Aspen Technology, Inc. (AspenTech) (NASDAQ: AZPN), a global leader in asset optimization software, today announced financial results for its third-quarter of fiscal year 2022, ended March 31, 2022.

“AspenTech delivered strong third quarter results driven by a notable improvement in customer spending and continued execution by our team. We believe the growing importance of operational efficiency and sustainability across capital intensive industries will support our ability to return to consistent double-digit growth over time,” said Antonio Pietri, President and Chief Executive Officer of AspenTech.

Pietri continued, “We are also excited to be approaching the completion of our proposed transaction with Emerson with the shareholder meeting set for May 16th. We believe the innovation and expertise of OSI and Geological Simulation Software will enable the new AspenTech to deliver even greater transformative value to customers in a broader set of industries.”
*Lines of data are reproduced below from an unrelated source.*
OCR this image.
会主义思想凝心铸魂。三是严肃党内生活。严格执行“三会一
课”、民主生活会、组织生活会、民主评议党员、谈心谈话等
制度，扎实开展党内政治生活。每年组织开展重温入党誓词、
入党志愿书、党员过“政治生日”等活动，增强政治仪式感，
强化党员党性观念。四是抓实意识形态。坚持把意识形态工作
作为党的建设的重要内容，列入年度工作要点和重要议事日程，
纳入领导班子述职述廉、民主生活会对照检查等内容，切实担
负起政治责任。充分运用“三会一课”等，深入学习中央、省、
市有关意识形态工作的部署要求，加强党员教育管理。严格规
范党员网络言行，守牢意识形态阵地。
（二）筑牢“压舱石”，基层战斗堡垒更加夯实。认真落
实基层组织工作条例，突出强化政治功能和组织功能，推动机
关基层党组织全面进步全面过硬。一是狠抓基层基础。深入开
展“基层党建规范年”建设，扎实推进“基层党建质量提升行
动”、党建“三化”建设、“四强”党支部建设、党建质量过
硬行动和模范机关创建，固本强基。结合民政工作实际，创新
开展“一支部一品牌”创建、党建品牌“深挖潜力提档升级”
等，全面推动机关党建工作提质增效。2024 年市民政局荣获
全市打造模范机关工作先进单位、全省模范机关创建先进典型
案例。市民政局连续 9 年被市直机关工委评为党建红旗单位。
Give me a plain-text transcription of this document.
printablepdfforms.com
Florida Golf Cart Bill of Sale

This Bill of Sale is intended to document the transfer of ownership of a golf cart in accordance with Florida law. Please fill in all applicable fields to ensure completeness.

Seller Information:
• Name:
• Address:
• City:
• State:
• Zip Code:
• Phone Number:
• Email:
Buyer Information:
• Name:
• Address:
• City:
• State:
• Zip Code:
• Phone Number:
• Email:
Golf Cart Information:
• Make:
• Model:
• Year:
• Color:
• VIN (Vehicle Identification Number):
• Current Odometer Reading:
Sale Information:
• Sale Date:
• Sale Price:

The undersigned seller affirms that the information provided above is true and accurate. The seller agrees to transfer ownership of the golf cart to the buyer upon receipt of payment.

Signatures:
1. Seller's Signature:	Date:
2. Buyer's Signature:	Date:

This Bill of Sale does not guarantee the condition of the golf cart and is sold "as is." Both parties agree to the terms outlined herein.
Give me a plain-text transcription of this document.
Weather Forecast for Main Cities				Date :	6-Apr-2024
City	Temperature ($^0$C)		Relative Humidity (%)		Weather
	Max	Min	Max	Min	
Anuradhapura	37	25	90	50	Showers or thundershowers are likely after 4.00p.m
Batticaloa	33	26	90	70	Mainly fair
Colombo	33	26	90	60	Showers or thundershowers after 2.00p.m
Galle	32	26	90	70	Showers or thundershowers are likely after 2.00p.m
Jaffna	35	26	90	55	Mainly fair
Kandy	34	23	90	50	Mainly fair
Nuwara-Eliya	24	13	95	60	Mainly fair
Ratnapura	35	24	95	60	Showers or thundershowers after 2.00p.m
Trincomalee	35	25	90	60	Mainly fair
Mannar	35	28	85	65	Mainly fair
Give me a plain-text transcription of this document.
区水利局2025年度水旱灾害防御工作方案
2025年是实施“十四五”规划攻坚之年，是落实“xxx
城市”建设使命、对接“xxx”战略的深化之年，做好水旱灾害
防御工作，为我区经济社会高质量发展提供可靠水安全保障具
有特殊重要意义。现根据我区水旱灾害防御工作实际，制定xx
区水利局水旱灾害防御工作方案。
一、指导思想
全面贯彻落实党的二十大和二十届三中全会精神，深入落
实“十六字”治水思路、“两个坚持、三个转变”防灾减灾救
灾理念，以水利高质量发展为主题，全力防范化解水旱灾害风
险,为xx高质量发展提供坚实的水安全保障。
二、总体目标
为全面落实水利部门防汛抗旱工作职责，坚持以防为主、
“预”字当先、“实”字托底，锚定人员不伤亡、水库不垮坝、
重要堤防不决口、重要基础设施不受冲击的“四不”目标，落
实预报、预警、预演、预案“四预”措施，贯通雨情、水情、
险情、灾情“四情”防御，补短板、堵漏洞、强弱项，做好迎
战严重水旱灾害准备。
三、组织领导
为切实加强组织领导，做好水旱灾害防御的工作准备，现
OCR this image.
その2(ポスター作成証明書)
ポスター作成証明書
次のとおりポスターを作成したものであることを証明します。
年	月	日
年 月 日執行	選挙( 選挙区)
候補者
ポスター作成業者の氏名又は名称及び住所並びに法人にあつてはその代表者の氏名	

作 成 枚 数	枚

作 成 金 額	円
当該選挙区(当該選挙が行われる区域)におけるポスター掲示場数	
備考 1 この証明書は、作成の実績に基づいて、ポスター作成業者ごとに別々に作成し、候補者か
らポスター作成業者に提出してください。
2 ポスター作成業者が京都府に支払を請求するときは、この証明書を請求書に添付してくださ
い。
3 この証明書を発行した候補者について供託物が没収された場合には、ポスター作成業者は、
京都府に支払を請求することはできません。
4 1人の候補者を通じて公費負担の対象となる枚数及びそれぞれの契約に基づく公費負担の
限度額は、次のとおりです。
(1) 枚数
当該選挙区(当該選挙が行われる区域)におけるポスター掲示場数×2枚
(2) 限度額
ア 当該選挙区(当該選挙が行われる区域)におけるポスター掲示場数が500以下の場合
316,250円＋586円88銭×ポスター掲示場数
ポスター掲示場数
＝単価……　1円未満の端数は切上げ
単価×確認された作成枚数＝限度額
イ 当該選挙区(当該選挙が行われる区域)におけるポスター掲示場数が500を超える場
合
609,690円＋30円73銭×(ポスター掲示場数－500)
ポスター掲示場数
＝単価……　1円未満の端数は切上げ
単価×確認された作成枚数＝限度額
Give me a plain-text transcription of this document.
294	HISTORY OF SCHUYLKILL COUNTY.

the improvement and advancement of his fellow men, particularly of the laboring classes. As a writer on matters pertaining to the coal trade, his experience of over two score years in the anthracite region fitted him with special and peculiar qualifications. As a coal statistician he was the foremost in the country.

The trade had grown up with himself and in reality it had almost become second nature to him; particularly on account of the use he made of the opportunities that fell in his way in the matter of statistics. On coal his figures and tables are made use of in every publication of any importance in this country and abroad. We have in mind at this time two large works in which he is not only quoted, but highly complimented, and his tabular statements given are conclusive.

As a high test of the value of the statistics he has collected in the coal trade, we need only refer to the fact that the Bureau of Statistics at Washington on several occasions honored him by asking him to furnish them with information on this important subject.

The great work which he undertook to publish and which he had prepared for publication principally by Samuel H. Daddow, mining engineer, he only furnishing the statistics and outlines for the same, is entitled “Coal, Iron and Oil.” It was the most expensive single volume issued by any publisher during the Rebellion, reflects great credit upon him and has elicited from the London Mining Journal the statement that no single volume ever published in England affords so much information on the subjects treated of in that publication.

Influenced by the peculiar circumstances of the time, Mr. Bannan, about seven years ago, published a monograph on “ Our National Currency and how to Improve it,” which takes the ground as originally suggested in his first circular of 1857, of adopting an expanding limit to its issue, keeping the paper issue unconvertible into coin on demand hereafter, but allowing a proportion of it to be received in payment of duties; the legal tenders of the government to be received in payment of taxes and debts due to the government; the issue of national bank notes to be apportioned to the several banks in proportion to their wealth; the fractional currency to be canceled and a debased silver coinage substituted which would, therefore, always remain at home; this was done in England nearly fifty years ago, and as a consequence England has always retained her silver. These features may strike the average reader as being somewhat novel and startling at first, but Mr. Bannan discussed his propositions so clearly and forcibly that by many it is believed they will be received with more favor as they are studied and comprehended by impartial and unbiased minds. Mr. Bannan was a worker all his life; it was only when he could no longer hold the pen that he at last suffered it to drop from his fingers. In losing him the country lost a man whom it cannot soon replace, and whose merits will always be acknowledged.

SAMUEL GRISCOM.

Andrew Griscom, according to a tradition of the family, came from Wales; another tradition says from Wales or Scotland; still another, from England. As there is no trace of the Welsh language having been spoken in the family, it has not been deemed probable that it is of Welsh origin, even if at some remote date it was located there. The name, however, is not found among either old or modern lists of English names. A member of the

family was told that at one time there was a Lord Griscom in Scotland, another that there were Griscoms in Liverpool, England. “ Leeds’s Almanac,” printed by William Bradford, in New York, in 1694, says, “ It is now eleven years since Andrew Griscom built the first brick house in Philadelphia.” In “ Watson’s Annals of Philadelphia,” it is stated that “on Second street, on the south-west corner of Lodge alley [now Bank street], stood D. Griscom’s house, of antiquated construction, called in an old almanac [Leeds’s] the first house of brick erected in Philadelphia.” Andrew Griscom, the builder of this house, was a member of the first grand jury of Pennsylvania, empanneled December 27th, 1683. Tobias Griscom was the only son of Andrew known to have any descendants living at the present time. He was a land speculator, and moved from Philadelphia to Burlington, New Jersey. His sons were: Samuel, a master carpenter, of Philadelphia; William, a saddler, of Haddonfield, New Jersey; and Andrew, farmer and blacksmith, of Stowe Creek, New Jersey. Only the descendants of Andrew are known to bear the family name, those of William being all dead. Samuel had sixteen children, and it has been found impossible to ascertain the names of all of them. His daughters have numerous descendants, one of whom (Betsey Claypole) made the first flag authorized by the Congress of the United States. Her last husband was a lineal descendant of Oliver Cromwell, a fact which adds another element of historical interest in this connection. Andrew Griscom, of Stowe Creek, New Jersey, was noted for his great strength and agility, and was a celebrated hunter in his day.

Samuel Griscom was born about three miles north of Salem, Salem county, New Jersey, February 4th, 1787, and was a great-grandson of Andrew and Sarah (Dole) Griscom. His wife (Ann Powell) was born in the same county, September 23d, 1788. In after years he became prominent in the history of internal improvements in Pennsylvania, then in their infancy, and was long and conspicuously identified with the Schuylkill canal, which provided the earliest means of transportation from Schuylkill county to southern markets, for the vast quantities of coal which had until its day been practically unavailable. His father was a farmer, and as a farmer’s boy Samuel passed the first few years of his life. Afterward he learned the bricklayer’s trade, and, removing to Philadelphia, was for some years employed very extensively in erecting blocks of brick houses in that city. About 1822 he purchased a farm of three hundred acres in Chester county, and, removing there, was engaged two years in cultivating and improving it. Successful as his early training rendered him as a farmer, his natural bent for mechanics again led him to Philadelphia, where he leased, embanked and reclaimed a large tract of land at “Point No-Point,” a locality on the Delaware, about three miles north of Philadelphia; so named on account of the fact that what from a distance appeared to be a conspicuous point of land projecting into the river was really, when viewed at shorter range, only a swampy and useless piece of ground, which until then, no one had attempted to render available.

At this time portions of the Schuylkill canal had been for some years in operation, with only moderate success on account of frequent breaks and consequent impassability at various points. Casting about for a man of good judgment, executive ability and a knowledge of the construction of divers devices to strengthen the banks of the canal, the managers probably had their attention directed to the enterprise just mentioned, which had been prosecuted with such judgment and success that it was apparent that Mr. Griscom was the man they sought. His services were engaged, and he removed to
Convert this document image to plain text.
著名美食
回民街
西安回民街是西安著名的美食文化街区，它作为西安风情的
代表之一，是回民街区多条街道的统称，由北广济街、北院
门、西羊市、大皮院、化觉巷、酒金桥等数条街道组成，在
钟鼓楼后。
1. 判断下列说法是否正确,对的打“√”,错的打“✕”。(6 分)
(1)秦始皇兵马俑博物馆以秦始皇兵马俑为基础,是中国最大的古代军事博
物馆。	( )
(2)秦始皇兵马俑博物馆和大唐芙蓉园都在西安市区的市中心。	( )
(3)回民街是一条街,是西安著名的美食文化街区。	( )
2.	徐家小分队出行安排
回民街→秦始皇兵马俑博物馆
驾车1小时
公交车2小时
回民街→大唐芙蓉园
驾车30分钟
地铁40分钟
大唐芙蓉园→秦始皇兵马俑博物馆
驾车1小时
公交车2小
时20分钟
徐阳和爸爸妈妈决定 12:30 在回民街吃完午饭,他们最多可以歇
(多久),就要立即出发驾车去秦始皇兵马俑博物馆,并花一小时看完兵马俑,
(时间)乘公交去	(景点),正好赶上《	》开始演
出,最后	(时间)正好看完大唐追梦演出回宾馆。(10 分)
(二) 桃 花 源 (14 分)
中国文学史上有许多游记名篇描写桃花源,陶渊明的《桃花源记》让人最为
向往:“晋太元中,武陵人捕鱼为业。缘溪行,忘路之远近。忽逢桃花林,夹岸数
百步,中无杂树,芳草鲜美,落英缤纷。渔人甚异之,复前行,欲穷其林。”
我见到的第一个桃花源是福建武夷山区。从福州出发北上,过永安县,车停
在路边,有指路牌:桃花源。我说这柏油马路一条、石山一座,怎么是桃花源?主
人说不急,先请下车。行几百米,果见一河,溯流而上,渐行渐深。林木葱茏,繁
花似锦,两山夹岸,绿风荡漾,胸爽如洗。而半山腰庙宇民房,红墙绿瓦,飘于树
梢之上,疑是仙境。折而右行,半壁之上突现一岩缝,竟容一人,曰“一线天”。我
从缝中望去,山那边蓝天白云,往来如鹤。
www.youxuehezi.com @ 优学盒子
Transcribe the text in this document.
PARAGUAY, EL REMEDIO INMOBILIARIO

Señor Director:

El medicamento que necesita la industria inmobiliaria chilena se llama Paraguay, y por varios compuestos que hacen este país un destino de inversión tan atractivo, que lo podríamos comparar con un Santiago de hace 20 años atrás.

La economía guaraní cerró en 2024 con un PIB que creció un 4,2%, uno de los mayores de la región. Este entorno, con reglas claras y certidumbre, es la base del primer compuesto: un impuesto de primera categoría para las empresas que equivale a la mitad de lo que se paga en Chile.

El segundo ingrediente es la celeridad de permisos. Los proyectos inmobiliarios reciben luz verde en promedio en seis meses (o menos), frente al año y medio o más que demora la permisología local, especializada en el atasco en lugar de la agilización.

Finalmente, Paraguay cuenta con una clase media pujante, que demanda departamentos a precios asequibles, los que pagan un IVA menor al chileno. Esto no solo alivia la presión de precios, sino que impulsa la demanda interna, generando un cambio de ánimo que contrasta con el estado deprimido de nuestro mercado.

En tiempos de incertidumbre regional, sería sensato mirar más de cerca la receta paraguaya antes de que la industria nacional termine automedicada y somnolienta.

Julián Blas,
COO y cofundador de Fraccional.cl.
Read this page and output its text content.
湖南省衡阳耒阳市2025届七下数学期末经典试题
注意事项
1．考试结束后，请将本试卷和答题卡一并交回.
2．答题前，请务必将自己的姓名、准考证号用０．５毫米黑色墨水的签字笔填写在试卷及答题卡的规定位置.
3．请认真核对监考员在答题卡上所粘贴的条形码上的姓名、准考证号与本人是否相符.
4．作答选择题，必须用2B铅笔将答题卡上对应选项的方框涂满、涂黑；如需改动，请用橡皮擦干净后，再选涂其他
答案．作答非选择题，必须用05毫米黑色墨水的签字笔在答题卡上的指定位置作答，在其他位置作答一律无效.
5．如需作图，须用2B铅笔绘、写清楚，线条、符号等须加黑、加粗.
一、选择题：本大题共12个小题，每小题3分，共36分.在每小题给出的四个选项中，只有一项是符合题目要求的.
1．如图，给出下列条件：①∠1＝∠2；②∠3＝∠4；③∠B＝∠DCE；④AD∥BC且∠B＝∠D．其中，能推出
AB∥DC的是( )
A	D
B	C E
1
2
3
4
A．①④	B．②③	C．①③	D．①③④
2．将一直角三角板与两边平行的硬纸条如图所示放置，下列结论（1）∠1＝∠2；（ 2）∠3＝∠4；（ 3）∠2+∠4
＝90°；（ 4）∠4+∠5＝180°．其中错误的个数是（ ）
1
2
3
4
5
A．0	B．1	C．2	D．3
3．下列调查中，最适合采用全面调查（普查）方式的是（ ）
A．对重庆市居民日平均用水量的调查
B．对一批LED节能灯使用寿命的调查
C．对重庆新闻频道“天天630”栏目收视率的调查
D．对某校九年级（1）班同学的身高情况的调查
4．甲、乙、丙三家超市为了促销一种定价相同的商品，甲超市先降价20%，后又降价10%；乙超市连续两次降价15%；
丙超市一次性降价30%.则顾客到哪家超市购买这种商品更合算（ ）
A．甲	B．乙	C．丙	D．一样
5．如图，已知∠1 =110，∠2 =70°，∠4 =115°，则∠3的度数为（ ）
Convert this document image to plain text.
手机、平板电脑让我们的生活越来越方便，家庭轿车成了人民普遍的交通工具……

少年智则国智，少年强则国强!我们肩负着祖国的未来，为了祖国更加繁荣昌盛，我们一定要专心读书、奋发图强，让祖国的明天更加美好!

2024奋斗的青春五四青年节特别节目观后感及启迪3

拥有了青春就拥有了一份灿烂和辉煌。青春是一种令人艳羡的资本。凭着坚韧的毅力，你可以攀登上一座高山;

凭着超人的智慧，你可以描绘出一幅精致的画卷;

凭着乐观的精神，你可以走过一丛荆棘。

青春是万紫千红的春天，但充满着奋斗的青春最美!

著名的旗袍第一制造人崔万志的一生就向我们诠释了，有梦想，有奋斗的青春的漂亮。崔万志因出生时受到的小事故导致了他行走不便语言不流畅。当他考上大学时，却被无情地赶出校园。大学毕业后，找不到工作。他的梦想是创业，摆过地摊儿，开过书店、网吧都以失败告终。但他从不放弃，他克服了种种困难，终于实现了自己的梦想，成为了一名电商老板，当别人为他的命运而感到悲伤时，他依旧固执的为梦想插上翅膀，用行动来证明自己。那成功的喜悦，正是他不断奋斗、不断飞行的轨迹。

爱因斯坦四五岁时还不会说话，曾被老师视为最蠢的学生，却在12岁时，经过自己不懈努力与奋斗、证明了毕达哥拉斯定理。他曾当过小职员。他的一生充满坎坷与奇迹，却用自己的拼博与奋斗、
Third Quarter and Fiscal Year 2022 Recent Business Highlights

  • Annual spend, which the company defines as the annualized value of all term license and maintenance contracts at the end of the quarter, was $655 million at the end of the third quarter of fiscal 2022, which increased 7.4% compared to the third quarter of fiscal 2021 and 2.4% sequentially.

Summary of Third Quarter Fiscal Year 2022 Financial Results

AspenTech’s total revenue of $187.8 million included:

  • License revenue, which represents the portion of a term license agreement allocated to the initial license, was $130.0 million in the third quarter of fiscal 2022, compared to $110.1 million in the third quarter of fiscal 2021.
  • Maintenance revenue, which represents the portion of the term license agreement related to ongoing support and the right to future product enhancements, was $50.0 million in the third quarter of fiscal 2022, compared to $45.9 million in the third quarter of fiscal 2021.
  • Services and other revenue was $7.7 million in the third quarter of fiscal 2022, compared to $6.7 million in the third quarter of fiscal 2021.

For the quarter ended March 31, 2022, AspenTech reported income from operations of $80.8 million, compared to income from operations of $68.9 million in the third quarter of fiscal 2021.

Net income was $75.1 million for the quarter ended March 31, 2022, leading to net income per share of $1.12, compared to net income per share of $0.91 in the same period last fiscal year.

Non-GAAP income from operations was $102.5 million for the third quarter of fiscal 2022, compared to non-GAAP income from operations of $80.9 million in the same period last fiscal year. Non-GAAP net income was $92.3 million, or $1.38 per share, for the third quarter of fiscal 2022, compared to non-GAAP net income of $72.0 million, or $1.05 per share, in the same period last fiscal year. These non-GAAP results add back the impact of stock-based compensation expense, amortization of intangibles and acquisition and integration planning related fees. A reconciliation of GAAP to non-GAAP results is presented in the financial tables included in this press release.

AspenTech had cash and cash equivalents of $285.2 million and total borrowings, net of debt issuance costs, of $279.4 million at March 31, 2022.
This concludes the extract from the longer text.